We see these as foundational steps in building a coordinated system of care that places perinatal people at the center; recognizes the clinical, social, and legal challenges they may face; and works toward the goal of building healthy, resilient families. This must begin by acknowledging and addressing the fears that prevent people with OUD from seeking treatment, as well as the impediments health care and community service providers face in offering supports.

Advancing this work also requires greater and more sustained investment from philanthropy. Private funders have the leeway to act quickly, take risks, and demonstrate effectiveness, building the case for investment of public resources in such initiatives. Given the intersecting medical, legal, and social issues presented in addressing substance use among pregnant and parenting people, we see opportunities for private philanthropies to work proactively with one another and in collaboration with public sector agencies. Based on FORE’s experience, we offer the following recommendations to funders:

  • Find common ground. SUD care is often siloed from other medical specialties, including maternal, child, and behavioral health, making it difficult to advance the comprehensive, integrated care that it often needed for this population. Philanthrophy can be similarly siloed, but what many in philanthropy share is a focus on populations at greatest risk or vulnerability.

    • Funders should look for opportunities to break down these siloes and fund work that fosters collaboration.

    • Funders can also look to partner with peers in different sectors. For example, a foundation focused on early childhood development can find common ground and complement the work supported by a funder focused on SUD treatment for a parent. Both are needed to achieve the best outcomes.

  • Consider longer funding cycles. Funding pilot efforts for longer periods of time can help ensure grantees have sufficient time to demonstrate efficacy and impact. As an example, FORE extended the timeline of grants in its Prevention program to ensure grantees had the time to demonstrate the benefit of their work.
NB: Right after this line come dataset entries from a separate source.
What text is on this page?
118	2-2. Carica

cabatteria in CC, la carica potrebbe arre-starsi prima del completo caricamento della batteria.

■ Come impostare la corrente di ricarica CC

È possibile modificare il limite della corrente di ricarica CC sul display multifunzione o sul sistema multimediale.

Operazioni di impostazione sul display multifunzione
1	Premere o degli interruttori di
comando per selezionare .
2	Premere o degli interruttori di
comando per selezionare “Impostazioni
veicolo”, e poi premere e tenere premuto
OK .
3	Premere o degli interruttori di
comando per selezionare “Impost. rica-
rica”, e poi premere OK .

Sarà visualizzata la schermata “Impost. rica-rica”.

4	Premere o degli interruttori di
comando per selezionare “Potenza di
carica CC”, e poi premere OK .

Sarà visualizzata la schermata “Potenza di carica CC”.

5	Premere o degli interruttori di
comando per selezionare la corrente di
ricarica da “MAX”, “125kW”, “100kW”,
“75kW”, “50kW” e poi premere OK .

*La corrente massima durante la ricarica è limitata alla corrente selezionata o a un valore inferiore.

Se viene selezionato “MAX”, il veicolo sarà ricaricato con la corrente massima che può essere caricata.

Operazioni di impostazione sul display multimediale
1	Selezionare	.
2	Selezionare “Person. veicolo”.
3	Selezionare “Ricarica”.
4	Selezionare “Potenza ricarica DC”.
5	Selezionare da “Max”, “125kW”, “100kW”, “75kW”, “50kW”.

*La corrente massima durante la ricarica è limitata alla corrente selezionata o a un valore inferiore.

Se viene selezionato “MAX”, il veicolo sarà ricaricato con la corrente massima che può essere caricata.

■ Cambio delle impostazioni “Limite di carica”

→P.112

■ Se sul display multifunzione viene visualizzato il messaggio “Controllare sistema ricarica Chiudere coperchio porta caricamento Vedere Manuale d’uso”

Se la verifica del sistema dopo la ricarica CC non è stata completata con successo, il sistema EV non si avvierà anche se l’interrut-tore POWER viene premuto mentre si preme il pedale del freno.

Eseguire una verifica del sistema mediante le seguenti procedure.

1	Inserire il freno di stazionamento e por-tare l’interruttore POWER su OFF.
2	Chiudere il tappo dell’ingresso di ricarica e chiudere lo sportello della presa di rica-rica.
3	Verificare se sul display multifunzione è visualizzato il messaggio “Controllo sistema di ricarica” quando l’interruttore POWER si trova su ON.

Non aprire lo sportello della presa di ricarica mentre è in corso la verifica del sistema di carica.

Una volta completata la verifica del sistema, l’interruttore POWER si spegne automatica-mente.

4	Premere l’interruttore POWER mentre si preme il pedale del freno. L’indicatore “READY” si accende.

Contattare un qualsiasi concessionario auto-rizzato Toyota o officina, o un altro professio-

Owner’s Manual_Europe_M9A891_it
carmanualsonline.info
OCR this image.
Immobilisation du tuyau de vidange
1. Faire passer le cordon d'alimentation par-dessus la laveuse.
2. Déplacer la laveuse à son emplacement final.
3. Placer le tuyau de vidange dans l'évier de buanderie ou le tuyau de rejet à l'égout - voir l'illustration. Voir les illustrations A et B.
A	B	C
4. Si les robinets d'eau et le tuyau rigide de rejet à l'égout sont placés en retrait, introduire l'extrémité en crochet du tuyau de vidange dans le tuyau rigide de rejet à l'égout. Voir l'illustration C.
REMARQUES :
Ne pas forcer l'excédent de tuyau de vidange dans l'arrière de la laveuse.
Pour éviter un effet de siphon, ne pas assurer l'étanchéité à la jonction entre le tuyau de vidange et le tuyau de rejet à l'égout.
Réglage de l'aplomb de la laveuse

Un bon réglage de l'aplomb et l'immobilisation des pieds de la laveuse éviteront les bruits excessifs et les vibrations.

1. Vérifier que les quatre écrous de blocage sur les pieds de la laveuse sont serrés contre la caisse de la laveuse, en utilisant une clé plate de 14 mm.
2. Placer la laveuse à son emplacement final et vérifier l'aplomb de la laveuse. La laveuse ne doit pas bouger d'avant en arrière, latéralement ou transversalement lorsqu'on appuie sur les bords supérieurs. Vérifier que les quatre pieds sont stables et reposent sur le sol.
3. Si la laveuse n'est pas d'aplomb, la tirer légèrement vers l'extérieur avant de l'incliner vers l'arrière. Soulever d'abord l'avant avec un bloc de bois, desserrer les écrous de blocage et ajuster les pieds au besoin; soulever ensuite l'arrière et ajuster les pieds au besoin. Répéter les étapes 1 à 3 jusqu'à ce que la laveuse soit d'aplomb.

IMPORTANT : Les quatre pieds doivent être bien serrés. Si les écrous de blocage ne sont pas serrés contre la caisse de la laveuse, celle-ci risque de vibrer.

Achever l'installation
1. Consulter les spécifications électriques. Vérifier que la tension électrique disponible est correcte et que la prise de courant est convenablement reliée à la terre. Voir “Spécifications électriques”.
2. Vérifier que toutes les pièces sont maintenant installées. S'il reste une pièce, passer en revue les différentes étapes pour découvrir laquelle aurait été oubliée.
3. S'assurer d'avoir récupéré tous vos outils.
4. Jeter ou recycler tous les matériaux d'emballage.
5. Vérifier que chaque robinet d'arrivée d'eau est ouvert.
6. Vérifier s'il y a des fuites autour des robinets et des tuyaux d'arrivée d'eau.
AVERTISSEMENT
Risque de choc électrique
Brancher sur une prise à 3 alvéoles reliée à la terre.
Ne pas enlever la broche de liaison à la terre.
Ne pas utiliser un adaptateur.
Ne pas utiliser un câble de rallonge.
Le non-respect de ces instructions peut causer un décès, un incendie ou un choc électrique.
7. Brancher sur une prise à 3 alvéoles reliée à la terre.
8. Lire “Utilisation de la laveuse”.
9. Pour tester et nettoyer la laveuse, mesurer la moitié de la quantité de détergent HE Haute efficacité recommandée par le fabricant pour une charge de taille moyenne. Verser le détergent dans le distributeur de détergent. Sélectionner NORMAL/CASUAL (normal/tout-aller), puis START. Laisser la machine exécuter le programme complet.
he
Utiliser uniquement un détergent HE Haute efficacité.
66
  • Support policy work for long-term sustainability and impact. As public funding does not often fund initiatives that elucidate gaps in policy and regulation, private funders could play a larger role in supporting policy research and advocacy that identifies in the impact of policy on care systems and treatment outcomes.

  • Building capacity and partnerships. In soliciting proposals, funders could incentivize or require partnerships between different community entities, particularly with community-based organizations. For example, FORE’s Innovation program sought to fund projects that brought together teams from different sectors to address intractable problems that impede efforts to end the opioid and overdose crisis. FORE’s Community-Driven Responses program acts to build the capacity of local organizations by providing funding for general operating costs.

A strong, concerted effort from philanthropy will also help reduce stigma against addiction, which will help to counteract the fear the pregnant and parenting people face in seeking help. We at FORE commend all efforts to support people with an SUD, as well as their families and their providers, and call on private foundations to join in partnership with other funders as well as public agencies and other organizations. Together we can expand access to SUD treatment and recovery services throughout the perinatal period to address this multigenerational public health crisis and save lives.